Any chance you can show me your main() and any other function you’ve modified. It may also have something to do with the way you’re using TensorFlow, like having create_graph() in the wrong place. That’s something you want to do only once. In the original code, create_graph() was called from within run_inference_on_image() because there was no loop in the original code. But run_inference_on_image() is something we’re both doing in a loop now.
Just for feedback. You were right, I had left ‘create_graph()’ being called from within ‘run_inference_on_image()’. I also hadn’t realised that I had to edit ‘run_inference_on_image()’ to return ‘human_string’ back to festival. Thank you for an interesting project, which taught me a little bit about AI but mainly to read code and comments more carefully.
I’m glad to hear that fixed it. Thanks for letting me know. Be sure to take it places and show people, they have a lot of fun with it. I’ve even been asked to bring it along to a party this coming Friday.
Oh, and regarding the effort you have to do to make it portable… for my first version I cut a hole in a cardboard box for the camera to look out and just threw everything else in it. People still enjoyed it.
You can use this package I write here at https://thedatamage.com/face-recognition-tensorflow-tutorial/
It simplifies a lot the pipeline you will write.
I’ve tried this myself, but after running inference a few times, ram and swap memory fill up and the pi freezes, would you happen to know why?

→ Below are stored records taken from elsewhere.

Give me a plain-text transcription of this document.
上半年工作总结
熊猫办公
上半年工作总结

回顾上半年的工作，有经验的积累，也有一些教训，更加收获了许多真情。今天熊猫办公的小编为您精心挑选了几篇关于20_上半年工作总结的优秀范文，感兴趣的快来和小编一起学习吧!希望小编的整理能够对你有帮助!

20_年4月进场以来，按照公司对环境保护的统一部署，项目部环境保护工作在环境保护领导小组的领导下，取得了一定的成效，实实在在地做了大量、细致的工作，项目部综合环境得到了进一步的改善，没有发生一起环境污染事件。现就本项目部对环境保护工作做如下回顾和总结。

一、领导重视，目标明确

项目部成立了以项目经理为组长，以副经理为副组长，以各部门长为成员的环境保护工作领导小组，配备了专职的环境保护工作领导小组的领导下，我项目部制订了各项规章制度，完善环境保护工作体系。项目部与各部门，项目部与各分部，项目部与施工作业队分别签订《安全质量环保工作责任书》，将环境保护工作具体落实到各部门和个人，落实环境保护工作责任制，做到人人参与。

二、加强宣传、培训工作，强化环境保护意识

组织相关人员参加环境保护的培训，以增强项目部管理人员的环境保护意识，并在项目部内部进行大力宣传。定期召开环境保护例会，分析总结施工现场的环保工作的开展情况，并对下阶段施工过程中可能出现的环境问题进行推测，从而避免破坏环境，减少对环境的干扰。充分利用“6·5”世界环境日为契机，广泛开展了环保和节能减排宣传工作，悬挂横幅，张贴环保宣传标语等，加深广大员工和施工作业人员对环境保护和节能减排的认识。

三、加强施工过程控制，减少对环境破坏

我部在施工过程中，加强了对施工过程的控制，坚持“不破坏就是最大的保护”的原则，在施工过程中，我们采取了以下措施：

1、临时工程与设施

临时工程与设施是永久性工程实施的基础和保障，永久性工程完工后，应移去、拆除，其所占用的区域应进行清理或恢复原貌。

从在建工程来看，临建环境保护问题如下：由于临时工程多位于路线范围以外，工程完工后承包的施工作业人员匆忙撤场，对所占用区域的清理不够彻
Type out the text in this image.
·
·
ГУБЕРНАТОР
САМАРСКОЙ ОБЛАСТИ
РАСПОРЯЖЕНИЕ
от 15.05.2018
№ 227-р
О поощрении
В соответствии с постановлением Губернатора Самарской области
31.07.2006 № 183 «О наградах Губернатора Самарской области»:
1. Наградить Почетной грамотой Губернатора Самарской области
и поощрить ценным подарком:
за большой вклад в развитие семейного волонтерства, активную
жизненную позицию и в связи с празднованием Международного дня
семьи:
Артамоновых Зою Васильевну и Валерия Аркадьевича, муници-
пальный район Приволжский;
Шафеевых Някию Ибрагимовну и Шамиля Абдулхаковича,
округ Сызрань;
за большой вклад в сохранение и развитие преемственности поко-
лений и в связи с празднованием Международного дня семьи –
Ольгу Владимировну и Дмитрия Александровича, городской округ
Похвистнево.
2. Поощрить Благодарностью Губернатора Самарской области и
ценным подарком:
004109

I haven’t run this in a long time but when I did, it was often in a hackerspace where it was handed around and so was run continuously doing easily 20-30 inferences.
Did you move the create_graph() call from run_inference_on_image() to main() as the article above says to? The original sample code from Google was intended to do only one inference per execution but you don’t want to create the graph each time. Pay careful attention to the changes I recommend in the article.

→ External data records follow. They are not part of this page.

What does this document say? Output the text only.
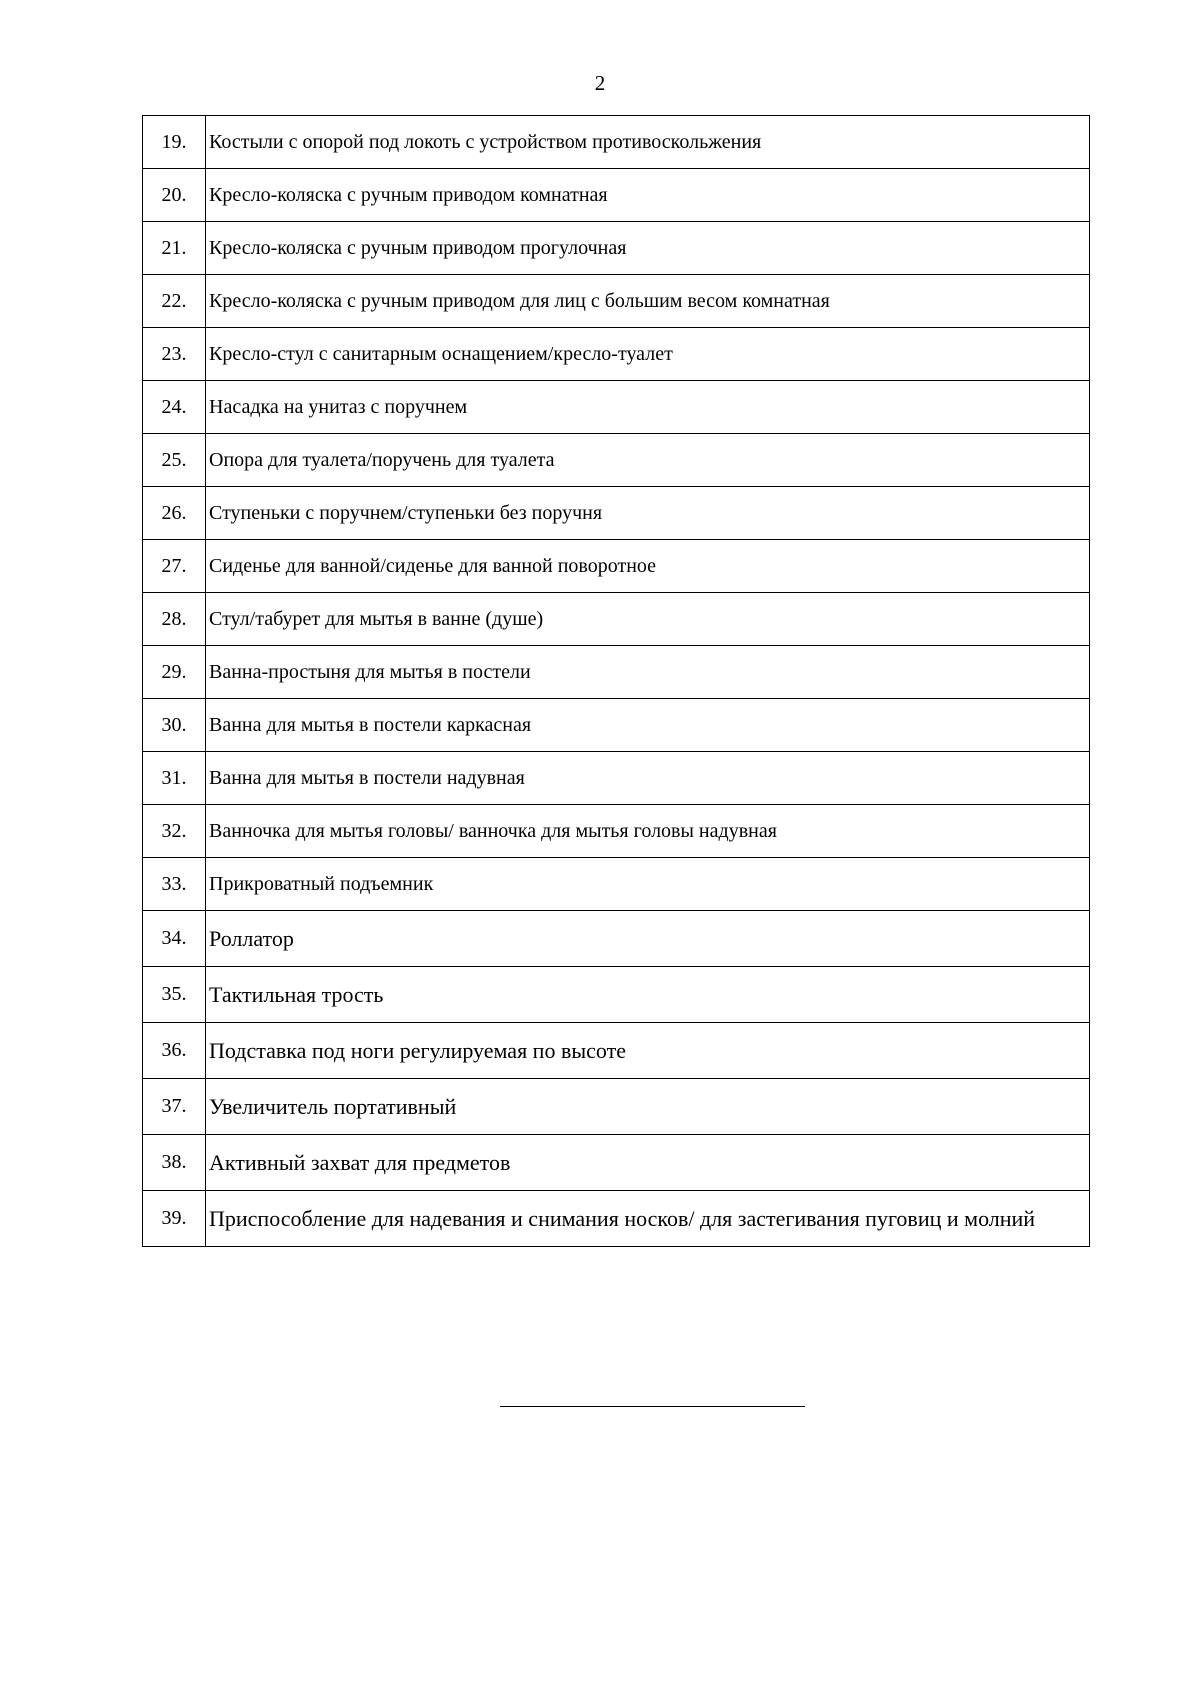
2
19.	Костыли с опорой под локоть с устройством противоскольжения
20.	Кресло-коляска с ручным приводом комнатная
21.	Кресло-коляска с ручным приводом прогулочная
22.	Кресло-коляска с ручным приводом для лиц с большим весом комнатная
23.	Кресло-стул с санитарным оснащением/кресло-туалет
24.	Насадка на унитаз с поручнем
25.	Опора для туалета/поручень для туалета
26.	Ступеньки с поручнем/ступеньки без поручня
27.	Сиденье для ванной/сиденье для ванной поворотное
28.	Стул/табурет для мытья в ванне (душе)
29.	Ванна-простыня для мытья в постели
30.	Ванна для мытья в постели каркасная
31.	Ванна для мытья в постели надувная
32.	Ванночка для мытья головы/ ванночка для мытья головы надувная
33.	Прикроватный подъемник
34.	Роллатор
35.	Тактильная трость
36.	Подставка под ноги регулируемая по высоте
37.	Увеличитель портативный
38.	Активный захват для предметов
39.	Приспособление для надевания и снимания носков/ для застегивания пуговиц и молний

Another thing is that I copied the inception neural network onto the SD card and load it from there (see the snapshot of the command line above where I run it using the –model_dir argument with /home/inception). But the software then loaded it into memory in order to use it so I’m not sure how that would make a difference. By default, the software downloads it over the network into a RAM disk.
I also did this back in 2017 and Tensorflow has gone through a few versions since then so maybe something’s broken since.
I also did it on a Pi 3B in case you’re using an older Pi.
Interesting. For an extra $40, you can use a older/cheaper bbb with a gen 1 movidius, run ssd net,… and do the same thing. In a smaller package. Been there. Much easier.